WHAT IT'S LIKE TO DATE ME-STARVING WING BITCH


Bonnie's Grill-Park Slope, Brooklyn

Last night E and I craved burgers and wings. Our neighborhood has a number of fantastic restaurants but is not really a burgers kinda place. E searched Chowhound and found the most delicious place Bonnie’s Grill in Park Slope, Brooklyn. There was only one problem-THE SEASON FINALE OF THE APPRENTICE and the fact that it was freezing cold out and it was a 15-minute walk and my clogs were hurting me. So E yells at me (in a nice way) to change my frickin' shoes and put on extra layers because we are going for some frickin' burgers and proceeds to bend over to plug in the dusty VCR we never use to tape the 6 hr finale of The Apprentice all the while exposing plumber’s butt and saying, ‘Crack kills honey. Crack kills.’

FYI-I am not addicted to The Apprentice. I love bad reality shows but I work in television and feel as if I am committing a corporate crime if I don't commit myself to at least one horrible mind-numbing TV show.

On the way there I challenged E to a game-who can sing the lamest song (Example: Ballerina Girl-Lionel Richie). I started the game because when you date for so long you have nothing more to talk about (just kidding) but mostly to keep my mind off the cold and the fact that I was SO STARVING that I might eat a dog on the way to the restaurant.

Fast forward- Bonnie’s Grill:
K: (to waiter) ‘I’d like a large hot wings please.’
E: ‘Large…as in 20 wings???’
Waiter looking nervous.
K: (pissed) ‘Ok. Fine. Small.’
Waiter scurries away.

I pout in silence until my food comes and when I am done with my small wings (3 still left over) and am STUFFED I am able to finally have the clarity to tell E he was right. He is often right. And thank goodness he is because today as I write this I could have been 20 wings heavier.


Thursday, December 16

STALKY MCSTALKSTER


DJ AK-47

Last night I stalked E. Yes, I will admit it. He called and left a message on my phone telling me where he was but didn't say, 'Meet me!' but yet shamefully I tracked him down. (Yes I am a sixteen-year-old trapped in a grown woman's body) Stalking is really not my style. I don't like to stalk. I have too much pride. But in his message he left the cross streets of where he was and he never leaves the cross streets unless he wants to meet so I took it a A SIGN. A GREEN LIGHT for STALKING. (everything seems much more important in caps)
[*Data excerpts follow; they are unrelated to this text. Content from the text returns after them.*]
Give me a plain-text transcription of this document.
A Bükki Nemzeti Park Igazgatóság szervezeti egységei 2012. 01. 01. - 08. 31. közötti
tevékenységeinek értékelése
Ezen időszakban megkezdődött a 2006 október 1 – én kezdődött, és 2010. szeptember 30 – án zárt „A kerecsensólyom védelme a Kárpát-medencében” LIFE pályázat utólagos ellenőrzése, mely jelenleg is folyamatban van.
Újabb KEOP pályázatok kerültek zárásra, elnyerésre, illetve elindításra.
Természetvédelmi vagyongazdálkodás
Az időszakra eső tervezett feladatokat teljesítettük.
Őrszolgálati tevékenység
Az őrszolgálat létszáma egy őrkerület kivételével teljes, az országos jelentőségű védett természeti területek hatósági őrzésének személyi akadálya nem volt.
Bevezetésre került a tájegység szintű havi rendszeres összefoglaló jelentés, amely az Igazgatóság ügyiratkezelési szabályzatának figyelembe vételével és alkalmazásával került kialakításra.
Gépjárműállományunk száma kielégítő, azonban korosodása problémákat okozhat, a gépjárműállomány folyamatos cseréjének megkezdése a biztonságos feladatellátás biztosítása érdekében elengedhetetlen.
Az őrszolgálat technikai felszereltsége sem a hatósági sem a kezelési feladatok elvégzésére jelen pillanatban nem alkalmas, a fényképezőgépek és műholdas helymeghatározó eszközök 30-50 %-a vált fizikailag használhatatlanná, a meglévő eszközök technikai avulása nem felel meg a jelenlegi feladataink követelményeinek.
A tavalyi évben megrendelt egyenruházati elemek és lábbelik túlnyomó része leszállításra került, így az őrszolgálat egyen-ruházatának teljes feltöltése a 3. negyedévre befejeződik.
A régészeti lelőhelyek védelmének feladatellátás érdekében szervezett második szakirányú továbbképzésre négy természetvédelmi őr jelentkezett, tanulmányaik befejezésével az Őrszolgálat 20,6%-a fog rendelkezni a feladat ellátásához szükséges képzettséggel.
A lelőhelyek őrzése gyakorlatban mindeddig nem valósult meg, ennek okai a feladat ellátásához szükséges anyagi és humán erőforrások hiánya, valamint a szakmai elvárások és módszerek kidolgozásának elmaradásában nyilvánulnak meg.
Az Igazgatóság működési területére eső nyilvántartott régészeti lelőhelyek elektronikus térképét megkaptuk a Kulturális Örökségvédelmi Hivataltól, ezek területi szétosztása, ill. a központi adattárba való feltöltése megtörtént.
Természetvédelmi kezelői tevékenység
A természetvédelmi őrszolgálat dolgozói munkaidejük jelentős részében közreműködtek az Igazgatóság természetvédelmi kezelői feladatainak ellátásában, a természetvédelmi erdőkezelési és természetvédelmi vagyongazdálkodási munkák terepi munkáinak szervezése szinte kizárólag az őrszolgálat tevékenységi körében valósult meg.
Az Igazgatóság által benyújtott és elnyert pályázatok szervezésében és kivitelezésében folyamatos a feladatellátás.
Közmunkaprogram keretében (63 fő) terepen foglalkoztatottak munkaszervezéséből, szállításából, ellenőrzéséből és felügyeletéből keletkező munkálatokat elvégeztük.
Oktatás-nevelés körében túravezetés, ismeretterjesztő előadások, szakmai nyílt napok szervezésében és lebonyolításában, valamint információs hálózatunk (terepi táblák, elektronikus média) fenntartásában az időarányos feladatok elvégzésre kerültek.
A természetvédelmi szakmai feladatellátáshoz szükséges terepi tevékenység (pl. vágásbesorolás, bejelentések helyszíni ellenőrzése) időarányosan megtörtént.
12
70% of my stalking I blame on still being drunk from my office Christmas party. At the party I was required to stand on stage-drunk-assisting my co-worker the MC on three rounds of BINGO. That would be me-yes me-drunk and on stage in front of 150 co-workers turning a cage full of wooden balls. G24? G24? Anyone?

Fast forward-after me-Stalky McStalkster arrived and was in fact accepted by her loving future husband I enjoyed the party which was DJ'd by none other than DJ AK-47 the hottest DJ in town. If you haven't heard of him-YOU WILL. I also enjoyed as usual talking to my pal Lock however we forgot to discuss Pedro going to Shea. Two words-David Wells? What the fuck.

The end of the night was a blur. A man holding up a giant sausage to give away. A long talk with Simon about Turgenev. Me taking a photo of a man with two rolls of TP in one hand and Cheese Whiz in the other. And finally tall promises that I would send Manhattan Transfer a postcard drawing of Farrah Fawcett.

I’d say it was time to call it a night.